What I love so much about this movie is that it’s brutally honest. Let’s face it, people can really be awful to each other. Sometimes it’s the people closest to us who are the worst. And it’s not giant, horrifying betrayals. It’s the little cuts, the little pinpricks in our skin, day after day, year after year, never relenting.
You know what this movie made me think of? Just two days ago I re-read an old passage from C.S. Lewis where he’s talking about the challenges of defending the gospel in the modern world. One of the points he makes is that the original preachers of the gospel could take it for granted in all their audiences, whether Jews, “God-fearers” (Judaizing Gentiles) or Pagans, a sense of sin and personal unworthiness. Modern man, Lewis comments – especially the “proletariat” – has been so thoroughly petted and flattered and catered to that he is more self-satisfied than perhaps any class of people in history. They are sure, Lewis writes, that whatever is wrong with the universe it cannot be themselves.
Then he makes a striking statement: “I have sometimes thought that it might be necessary to re-convert men to serious Paganism before it will be possible to convert them to Christianity.” Of course he doesn’t mean this literally, but there is a depth to this statement that sticks with you.

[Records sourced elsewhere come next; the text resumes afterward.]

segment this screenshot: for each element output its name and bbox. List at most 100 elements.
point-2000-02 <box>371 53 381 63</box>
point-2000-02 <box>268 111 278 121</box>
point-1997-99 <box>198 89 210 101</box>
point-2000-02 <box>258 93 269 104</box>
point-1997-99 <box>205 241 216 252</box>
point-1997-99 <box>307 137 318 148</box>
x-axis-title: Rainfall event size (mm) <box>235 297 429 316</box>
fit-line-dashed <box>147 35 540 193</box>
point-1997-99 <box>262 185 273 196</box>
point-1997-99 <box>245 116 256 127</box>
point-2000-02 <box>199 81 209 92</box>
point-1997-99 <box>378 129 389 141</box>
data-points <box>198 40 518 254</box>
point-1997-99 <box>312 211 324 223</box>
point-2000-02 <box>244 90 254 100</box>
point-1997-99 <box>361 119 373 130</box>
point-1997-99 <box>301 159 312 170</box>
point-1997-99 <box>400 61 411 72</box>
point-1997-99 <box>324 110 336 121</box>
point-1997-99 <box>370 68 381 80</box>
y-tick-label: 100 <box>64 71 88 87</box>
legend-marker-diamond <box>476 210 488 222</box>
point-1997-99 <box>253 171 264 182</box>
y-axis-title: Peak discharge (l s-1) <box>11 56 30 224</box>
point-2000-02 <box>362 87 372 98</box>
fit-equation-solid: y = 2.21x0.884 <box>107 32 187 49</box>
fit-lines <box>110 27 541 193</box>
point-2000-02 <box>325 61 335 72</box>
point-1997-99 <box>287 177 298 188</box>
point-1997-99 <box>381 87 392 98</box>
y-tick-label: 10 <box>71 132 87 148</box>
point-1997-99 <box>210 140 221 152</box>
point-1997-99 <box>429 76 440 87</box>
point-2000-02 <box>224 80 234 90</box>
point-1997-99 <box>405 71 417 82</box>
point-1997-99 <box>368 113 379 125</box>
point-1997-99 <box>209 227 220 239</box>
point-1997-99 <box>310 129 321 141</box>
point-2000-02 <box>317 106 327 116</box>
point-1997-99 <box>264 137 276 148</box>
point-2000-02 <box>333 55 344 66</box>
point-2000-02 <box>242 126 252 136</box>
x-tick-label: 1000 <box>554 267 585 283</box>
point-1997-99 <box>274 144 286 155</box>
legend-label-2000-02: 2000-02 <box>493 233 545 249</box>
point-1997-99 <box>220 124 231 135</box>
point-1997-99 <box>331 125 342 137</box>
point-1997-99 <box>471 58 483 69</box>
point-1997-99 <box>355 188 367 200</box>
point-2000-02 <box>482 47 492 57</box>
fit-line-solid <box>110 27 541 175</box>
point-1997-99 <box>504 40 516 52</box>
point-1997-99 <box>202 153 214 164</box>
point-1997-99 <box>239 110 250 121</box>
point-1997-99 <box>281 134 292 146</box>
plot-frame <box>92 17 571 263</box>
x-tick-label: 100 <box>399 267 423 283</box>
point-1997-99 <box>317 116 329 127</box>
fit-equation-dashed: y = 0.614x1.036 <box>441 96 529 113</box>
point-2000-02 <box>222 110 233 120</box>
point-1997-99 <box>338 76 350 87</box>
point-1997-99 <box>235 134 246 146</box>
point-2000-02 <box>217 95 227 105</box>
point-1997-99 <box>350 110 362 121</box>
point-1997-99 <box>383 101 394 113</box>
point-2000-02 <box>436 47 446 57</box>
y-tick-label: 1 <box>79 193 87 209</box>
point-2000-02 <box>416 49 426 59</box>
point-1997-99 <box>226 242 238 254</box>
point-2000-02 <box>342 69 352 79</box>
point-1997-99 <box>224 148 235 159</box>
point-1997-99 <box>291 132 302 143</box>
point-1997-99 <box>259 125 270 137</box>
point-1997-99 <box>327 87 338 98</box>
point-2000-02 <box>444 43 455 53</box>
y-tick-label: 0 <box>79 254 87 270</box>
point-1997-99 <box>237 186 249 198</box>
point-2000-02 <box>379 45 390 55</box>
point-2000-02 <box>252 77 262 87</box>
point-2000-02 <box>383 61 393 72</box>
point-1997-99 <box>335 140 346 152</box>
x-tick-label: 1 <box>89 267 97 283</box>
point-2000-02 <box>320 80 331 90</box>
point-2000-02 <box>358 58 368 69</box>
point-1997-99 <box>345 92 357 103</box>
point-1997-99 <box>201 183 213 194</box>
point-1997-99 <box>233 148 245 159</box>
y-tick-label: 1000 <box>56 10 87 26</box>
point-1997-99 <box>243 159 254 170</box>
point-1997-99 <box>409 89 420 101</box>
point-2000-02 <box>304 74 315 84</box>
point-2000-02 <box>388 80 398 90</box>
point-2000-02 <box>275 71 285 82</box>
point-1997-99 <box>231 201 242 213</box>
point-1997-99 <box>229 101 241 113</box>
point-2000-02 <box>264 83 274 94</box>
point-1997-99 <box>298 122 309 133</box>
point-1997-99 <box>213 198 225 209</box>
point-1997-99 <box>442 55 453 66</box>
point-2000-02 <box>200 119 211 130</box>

That’s what this movie made me think of. Not that “convert to serious Paganism” is the lesson of the movie. There is, in fact, no lesson to the movie as such. It’s not the kind of movie for lessons. It’s a brutally honest story about people who are suffering and choose to do the hard thing and love an unlovable man, and that’s it.
But there’s a lesson in that, too. It’s not a formally religious lesson, and yet the movie does, in a sense, take its shoes off on the holy ground.
And that one exception I mentioned earlier? Alone among all the generations of her family, the preteen daughter really believes. She chants a prayer before doing something scary, tells her bewildered and uncomprehending mother that “I think God is testing my faith.” She, like everyone else on the screen, has growing up she needs to do. But she becomes more, not less, religious as she does so.
Her name is Grace. But I’m sure there’s nothing to that.
Two generations ago, it would have been the grandfather who had real faith. One generation ago, no one on the screen would have had real faith. Today it’s the daughter. Who will it be a generation from now? Don’t think they’re going to stop asking why people and what they do matter. The questions get bigger, not smaller. That’s another lesson of this movie.
Which opens in the big cities this Friday, then expands. Go see it if it’s playing where you are. It’s a beautiful movie, in more ways than one; worth seeing on a big screen.